Breaking News
light_mode
Trending Tags
Beranda » Berita » Kurikulum Berbasis Cinta Jadi Fondasi Penguatan Inklusi dan Bahasa Inggris di Sekolah Ma’arif Jateng

Kurikulum Berbasis Cinta Jadi Fondasi Penguatan Inklusi dan Bahasa Inggris di Sekolah Ma’arif Jateng

  • account_circle admin
  • calendar_month Kam, 15 Jan 2026
  • visibility 6.983
  • comment 0 komentar

 

Pcnupati.or.id Semarang – Lembaga Pendidikan (LP) Ma’arif NU PWNU Jawa Tengah menggelar satu rangkaian kegiatan terpadu yang mencakup Pelatihan Pembelajaran Mendalam Kurikulum Berbasis Cinta (PM KBC) An-Nahdliyyah, Program Pendampingan Bahasa Inggris Berstandar Internasional Pearson, serta penyelesaian Modul Pendidikan Inklusi. Kegiatan ini berlangsung selama dua hari, Rabu–Kamis, 14–15 Januari 2026, di Hotel Muria, Kota Semarang.

Wakil Ketua LP Ma’arif NU PWNU Jawa Tengah, Dr. Hidayatun, M.Pd., dalam sambutannya menyampaikan bahwa kegiatan tersebut dirancang sebagai penguatan strategis bagi satuan pendidikan Ma’arif. Menurut dia, pelatihan ini bertujuan memperkuat implementasi PM KBC, menuntaskan modul pendidikan inklusi, sekaligus meningkatkan kapasitas guru dalam pendampingan pembelajaran Bahasa Inggris berstandar internasional.

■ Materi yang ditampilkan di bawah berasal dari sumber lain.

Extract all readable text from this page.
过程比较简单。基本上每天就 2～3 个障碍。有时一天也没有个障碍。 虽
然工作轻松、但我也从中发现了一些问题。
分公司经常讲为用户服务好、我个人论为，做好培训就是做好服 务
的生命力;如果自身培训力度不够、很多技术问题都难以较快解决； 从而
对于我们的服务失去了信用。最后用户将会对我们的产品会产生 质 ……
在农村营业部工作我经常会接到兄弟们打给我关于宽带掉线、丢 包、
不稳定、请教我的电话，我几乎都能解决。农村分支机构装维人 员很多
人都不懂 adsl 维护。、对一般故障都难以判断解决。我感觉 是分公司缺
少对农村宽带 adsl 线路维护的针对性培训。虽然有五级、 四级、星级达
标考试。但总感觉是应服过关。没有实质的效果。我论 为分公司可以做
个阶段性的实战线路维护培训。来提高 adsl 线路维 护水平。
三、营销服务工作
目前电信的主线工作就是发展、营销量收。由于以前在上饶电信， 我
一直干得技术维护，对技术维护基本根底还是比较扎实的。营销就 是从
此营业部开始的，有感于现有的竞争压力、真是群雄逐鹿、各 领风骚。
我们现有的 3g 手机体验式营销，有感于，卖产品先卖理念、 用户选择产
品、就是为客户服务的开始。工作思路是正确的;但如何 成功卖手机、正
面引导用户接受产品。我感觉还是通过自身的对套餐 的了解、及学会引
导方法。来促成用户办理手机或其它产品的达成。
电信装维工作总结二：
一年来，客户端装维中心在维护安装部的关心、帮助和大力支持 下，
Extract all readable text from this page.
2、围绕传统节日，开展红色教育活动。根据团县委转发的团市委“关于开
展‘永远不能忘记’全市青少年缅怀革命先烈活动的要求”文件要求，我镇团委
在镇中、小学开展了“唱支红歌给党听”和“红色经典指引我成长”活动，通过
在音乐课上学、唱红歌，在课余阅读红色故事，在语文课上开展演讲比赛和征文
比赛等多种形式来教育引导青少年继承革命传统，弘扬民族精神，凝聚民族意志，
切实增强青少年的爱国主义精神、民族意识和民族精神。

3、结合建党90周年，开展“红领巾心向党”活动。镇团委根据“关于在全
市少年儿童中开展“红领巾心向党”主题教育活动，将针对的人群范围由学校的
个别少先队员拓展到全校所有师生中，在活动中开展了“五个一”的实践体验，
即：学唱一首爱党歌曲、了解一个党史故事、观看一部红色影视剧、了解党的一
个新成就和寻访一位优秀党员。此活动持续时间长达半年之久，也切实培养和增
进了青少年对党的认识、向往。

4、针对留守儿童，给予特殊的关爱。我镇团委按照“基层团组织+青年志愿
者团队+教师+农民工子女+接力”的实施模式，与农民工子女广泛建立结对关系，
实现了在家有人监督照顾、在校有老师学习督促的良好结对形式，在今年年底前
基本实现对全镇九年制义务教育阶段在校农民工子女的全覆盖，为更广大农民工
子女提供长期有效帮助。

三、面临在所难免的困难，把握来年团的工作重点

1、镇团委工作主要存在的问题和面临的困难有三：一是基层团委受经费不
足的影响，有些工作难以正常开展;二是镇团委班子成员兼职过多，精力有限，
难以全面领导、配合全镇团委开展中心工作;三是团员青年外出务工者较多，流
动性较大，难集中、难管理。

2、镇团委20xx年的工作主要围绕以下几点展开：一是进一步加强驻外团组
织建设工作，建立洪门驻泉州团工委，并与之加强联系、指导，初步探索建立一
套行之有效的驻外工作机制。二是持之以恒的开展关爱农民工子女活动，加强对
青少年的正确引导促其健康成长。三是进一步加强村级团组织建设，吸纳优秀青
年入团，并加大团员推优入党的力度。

“Pendidikan inklusi kini telah menjadi arus utama (mainstreaming) di lingkungan LP Ma’arif. Karena itu, modul inklusi harus segera dituntaskan agar dapat diimplementasikan secara seragam. Sementara pendampingan Bahasa Inggris Pearson kami harapkan mampu mendorong sekolah-sekolah Ma’arif memiliki kompetensi Bahasa Inggris dengan standar internasional,” ujar Hidayatun.

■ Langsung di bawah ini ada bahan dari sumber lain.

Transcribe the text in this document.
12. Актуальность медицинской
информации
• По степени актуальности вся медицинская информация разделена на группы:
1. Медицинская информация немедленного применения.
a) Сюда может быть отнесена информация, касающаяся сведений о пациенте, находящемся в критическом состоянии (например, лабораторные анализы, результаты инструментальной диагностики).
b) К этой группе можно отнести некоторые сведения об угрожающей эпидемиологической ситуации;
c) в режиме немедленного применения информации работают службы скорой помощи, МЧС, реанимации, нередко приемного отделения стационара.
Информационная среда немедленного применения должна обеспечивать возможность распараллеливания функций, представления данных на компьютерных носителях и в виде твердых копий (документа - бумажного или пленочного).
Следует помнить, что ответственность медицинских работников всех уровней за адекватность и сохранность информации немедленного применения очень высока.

Ia menambahkan, penguasaan Bahasa Inggris menjadi kebutuhan yang tak terelakkan, mengingat berbagai sektor pendidikan menengah hingga peluang beasiswa saat ini banyak mensyaratkan kemampuan Bahasa Inggris yang memadai.

Sementara itu, Dr. Ghufron Hamzah, S.Th.I., M.S.I, dalam paparannya, menegaskan bahwa kurikulum berbasis cinta sejatinya memiliki akar kuat dalam pemikiran pendiri Nahdlatul Ulama, KH Hasyim Asy’ari, sebagaimana tertuang dalam Qanun Asasi. Nilai cinta tersebut, menurut dia, menjadi fondasi penting dalam membangun iklim pendidikan yang humanis dan transformatif.

“Dalam konteks kurikulum, kita sebenarnya sudah lama mempersiapkan kewajiban penguatan Bahasa Inggris, bahkan sejak jenjang sekolah dasar. Peningkatan kapasitas guru, termasuk melalui program penguatan di Pare, menjadi bagian dari ikhtiar tersebut,” kata Gufron.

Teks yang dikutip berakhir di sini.